This is a modern Fortran (2003/2008) implementation of Hairer's DOP853 ODE solver. The original FORTRAN 77 code has been extensively refactored, and is now object-oriented and thread-safe, with an easy-to-use class interface. DOP853 is an explicit Runge-Kutta method of order 8(5,3) due to Dormand & Prince (with stepsize control and dense output).
This project is hosted on GitHub.
Basic use of the solver is shown here. The main methods in the dop853_class are initialize() and integrate().
program dop853_example
use dop853_module, wp => dop853_wp
use iso_fortran_env, only: output_unit
implicit none
integer,parameter :: n = 2 !! dimension of the system
real(wp),parameter :: tol = 1.0e-12_wp !! integration tolerance
real(wp),parameter :: x0 = 0.0_wp !! initial x value
real(wp),parameter :: xf = 100.0_wp !! endpoint of integration
real(wp),dimension(n),parameter :: y0 = [0.0_wp,0.1_wp] !! initial y value
type(dop853_class) :: prop
real(wp),dimension(n) :: y
real(wp),dimension(1) :: rtol,atol
real(wp) :: x
integer :: idid
logical :: status_ok
x = x0 ! initial conditions
y = y0 !
rtol = tol ! set tolerances
atol = tol !
!initialize the integrator:
call prop%initialize(fcn=fvpol,n=n,status_ok=status_ok)
if (.not. status_ok) error stop 'initialization error'
!now, perform the integration:
call prop%integrate(x,y,xf,rtol,atol,iout=0,idid=idid)
!print solution:
write (output_unit,'(1X,A,F6.2,A,2E18.10)') &
'x =',x ,' y =',y(1),y(2)
contains
subroutine fvpol(me,x,y,f)
!! Right-hand side of van der Pol's equation
implicit none
class(dop853_class),intent(inout) :: me
real(wp),intent(in) :: x
real(wp),dimension(:),intent(in) :: y
real(wp),dimension(:),intent(out) :: f
real(wp),parameter :: mu = 0.2_wp
f(1) = y(2)
f(2) = mu*(1.0_wp-y(1)**2)*y(2) - y(1)
end subroutine fvpol
end program dop853_exampleThe result is:
x =100.00 y = -0.1360372426E+01 0.1325538438E+01
For dense output, see the example in the src/tests directory.

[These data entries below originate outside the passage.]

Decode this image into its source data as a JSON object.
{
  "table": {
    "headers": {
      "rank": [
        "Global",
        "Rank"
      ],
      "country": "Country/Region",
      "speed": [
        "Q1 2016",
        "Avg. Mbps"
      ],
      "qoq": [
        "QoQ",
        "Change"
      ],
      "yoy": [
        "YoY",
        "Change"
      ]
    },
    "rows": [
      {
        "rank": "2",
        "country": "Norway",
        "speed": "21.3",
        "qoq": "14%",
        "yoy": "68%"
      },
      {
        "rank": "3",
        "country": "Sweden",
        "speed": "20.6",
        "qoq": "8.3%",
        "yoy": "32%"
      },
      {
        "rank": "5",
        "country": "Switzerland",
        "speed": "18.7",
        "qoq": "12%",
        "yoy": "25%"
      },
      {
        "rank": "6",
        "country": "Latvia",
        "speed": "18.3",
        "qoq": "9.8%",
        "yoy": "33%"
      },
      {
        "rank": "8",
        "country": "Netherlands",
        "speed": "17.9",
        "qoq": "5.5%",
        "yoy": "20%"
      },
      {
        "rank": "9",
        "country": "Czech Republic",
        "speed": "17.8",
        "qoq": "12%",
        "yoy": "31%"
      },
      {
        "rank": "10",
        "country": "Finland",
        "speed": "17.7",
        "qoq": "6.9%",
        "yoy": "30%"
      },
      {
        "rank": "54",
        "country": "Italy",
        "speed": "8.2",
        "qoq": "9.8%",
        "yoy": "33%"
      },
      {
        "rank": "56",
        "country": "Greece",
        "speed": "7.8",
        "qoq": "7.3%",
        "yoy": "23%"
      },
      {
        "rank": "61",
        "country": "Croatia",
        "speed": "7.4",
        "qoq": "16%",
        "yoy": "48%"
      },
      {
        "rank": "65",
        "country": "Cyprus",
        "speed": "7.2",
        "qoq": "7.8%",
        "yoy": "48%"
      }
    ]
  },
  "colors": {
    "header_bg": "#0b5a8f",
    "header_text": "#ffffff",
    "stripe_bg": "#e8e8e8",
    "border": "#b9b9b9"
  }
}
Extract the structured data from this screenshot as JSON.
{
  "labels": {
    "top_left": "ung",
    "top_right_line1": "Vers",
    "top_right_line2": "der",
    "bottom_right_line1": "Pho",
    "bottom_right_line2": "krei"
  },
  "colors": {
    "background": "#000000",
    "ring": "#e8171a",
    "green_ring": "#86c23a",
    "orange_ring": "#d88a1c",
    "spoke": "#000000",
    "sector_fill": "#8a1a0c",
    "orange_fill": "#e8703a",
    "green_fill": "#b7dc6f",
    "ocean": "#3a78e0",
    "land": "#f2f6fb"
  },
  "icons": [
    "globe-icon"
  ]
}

A Fortran Package Manager manifest file is included, so that the library and tests cases can be compiled with FPM. For example:
fpm build --profile release
fpm test --profile release
To use dop853 within your FPM project, add the following to your fpm.toml file:
[dependencies]
dop853 = { git="https://github.com/jacobwilliams/dop853.git" }By default, the library is built with double precision (real64) real values. Explicitly specifying the real kind can be done using the following processor flags:
| Preprocessor flag | Kind | Number of bytes |
|---|---|---|
REAL32 |
real(kind=real32) |
4 |
REAL64 |
real(kind=real64) |
8 |
REAL128 |
real(kind=real128) |
16 |
For example, to build a single precision version of the library, use:
fpm build --profile release --flag "-DREAL32"
To generate the documentation using FORD, run:
ford dop853.md
The unit tests require pyplot-fortran which will be automatically downloaded by FPM.
The latest API documentation for the master branch can be found here. This is generated by processing the source files with FORD.
- E. Hairer, S.P. Norsett and G. Wanner, "Solving ordinary Differential Equations I. Nonstiff Problems", 2nd edition. Springer Series in Computational Mathematics, Springer-Verlag (1993).
- Ernst Hairer's website: Fortran and Matlab Codes
- Original license for Hairer's codes.
- The updates are released under a similar BSD-style license.
- numbalsoda Python wrapper to this code.